Une des images saisissantes de la manifestation contre Donald Trump, le 21 janvier à Washington, était une jeune musicienne vêtue à la musulmane se produisant à la tribune avant Scarlett Johansson. Dansant, chantant du rap, et appelant à la révolution, devant une multitude de féministes applaudissant à tout rompre. Au sein de la communauté humaine, les arts ont ce pouvoir de concentrer et de déjouer autant de contradictions. La collectivité des artistes a été pratiquement unanime pour s’élever contre le nouveau président, dans une atmosphère de redite des guerres culturelles qui ont tant coûté aux États-Unis. Parmi les nombreuses manifestations, il y eut cette pétition lancée dans le Missouri pour protester contre le prêt par le musée de Saint-Louis d’un tableau qui a été placé derrière la table d’honneur au déjeuner de la journée d’intronisation : Le Verdict du peuple, scène électorale peinte par George Caleb Bingham en 1854-1855. Près de quatre mille signataires se sont indignés de cette «caution apportée aux valeurs de haine, de misogynie, de racisme et de xénophobie portées par Donald Trump», dénonçant l’exploitation propagandiste d’un symbole de leur communauté.
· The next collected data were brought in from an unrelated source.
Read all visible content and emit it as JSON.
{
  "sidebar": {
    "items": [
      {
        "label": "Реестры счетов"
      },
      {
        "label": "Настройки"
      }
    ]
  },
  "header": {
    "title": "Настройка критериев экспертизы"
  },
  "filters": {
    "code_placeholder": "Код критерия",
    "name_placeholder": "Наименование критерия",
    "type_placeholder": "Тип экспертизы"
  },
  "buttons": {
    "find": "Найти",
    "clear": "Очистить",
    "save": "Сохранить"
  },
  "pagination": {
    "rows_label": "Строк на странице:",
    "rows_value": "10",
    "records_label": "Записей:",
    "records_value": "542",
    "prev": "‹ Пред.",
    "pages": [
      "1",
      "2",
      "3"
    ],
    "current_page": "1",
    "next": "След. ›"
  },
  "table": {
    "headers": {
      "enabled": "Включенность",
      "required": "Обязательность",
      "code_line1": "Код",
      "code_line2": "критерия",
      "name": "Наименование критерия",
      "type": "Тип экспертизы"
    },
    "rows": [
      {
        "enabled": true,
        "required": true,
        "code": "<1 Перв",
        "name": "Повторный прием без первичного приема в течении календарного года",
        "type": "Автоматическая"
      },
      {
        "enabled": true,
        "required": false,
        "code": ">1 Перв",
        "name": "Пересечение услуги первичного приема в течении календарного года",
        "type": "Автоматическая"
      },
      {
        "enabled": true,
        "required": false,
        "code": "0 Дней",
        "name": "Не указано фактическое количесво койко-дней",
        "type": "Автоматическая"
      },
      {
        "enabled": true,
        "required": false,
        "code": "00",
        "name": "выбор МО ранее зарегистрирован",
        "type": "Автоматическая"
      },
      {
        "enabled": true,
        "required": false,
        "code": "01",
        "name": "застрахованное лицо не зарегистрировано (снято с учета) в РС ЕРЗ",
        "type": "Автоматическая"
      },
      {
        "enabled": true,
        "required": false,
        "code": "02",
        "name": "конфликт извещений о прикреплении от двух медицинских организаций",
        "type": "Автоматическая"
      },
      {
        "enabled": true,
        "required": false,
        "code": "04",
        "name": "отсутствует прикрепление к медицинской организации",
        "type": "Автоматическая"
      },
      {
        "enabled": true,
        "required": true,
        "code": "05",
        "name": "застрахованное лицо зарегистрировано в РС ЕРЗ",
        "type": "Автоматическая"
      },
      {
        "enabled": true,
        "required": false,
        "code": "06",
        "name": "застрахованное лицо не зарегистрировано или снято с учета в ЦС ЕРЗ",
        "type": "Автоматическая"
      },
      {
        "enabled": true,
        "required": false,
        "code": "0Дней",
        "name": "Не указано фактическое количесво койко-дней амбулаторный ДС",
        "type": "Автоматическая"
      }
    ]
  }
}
Le directeur du musée, Brent Benjamin, a fait observer qu’il avait répondu à une demande du Sénat émise en juillet, le musée se gardant bien de «prendre position sur les candidats». Il s’est vu reprocher de s’affranchir de la personnalité hors du commun que représente Donald Trump, dont les valeurs s’opposent à celles que devraient défendre les musées dans nos sociétés. Les protestataires ont souligné la confusion qu’entretenait le titre de «verdict du peuple», détourné par un homme se réclamant du vote populaire alors qu’il a été devancé de près de trois millions de voix par sa concurrente.

Le Verdict du peuple, scène électorale peinte en 1854-1855 et placée derrière la table d’honneur au déjeuner de la journée d’intronisation de Donald Trump, fait polémique.

Certains ont proposé de remplacer le tableau par des paysages du Grand Ouest, que le président et ses proches feraient mieux de protéger, ou une peinture russe. Il a été assez peu question de l’œuvre elle-même, qui fait partie d’une trilogie peinte par un artiste qui s’est lui-même frotté à la politique et entendait dénoncer le climat de fraude, de démagogie et de violence raciste gagnant les campagnes électorales. Elle représente l’annonce de l’élection d’un candidat favorable à l’esclavage, fêtée par une bande de bourgeois satisfaits, de braillards et de soiffards, tandis que, au premier plan, deux esclaves courbent la tête. Une banderole en voie d’être décrochée en appelle à la liberté et la tempérance. Ancien prédicateur, ce peintre était aussi opposé à l’alcool qu’à l’esclavagisme, qu’il allait combattre pendant la guerre de Sécession. L’atmosphère à Saint Louis était alors particulièrement empoisonnée par l’affaire d’un esclave revendiquant sa liberté, Dred Scott. Affecté par les manœuvres du président James Buchanan, le procès conduisit à l’infamie de la Cour suprême, qui assimila en 1857 «la race des Afro-Américains» à des «marchandises importées», ne bénéficiant d’aucun droit. La Cour refusa de reconnaître l’interdiction de l’esclavage prononcée dans certains États. La décision provoqua une panique bancaire, prélude à la guerre civile. On pourrait ainsi juger que cette composition prémonitoire avait toute sa place derrière Donald Trump et ses invités. Avec toutes ses contradictions, l’art ne perd rien de sa force.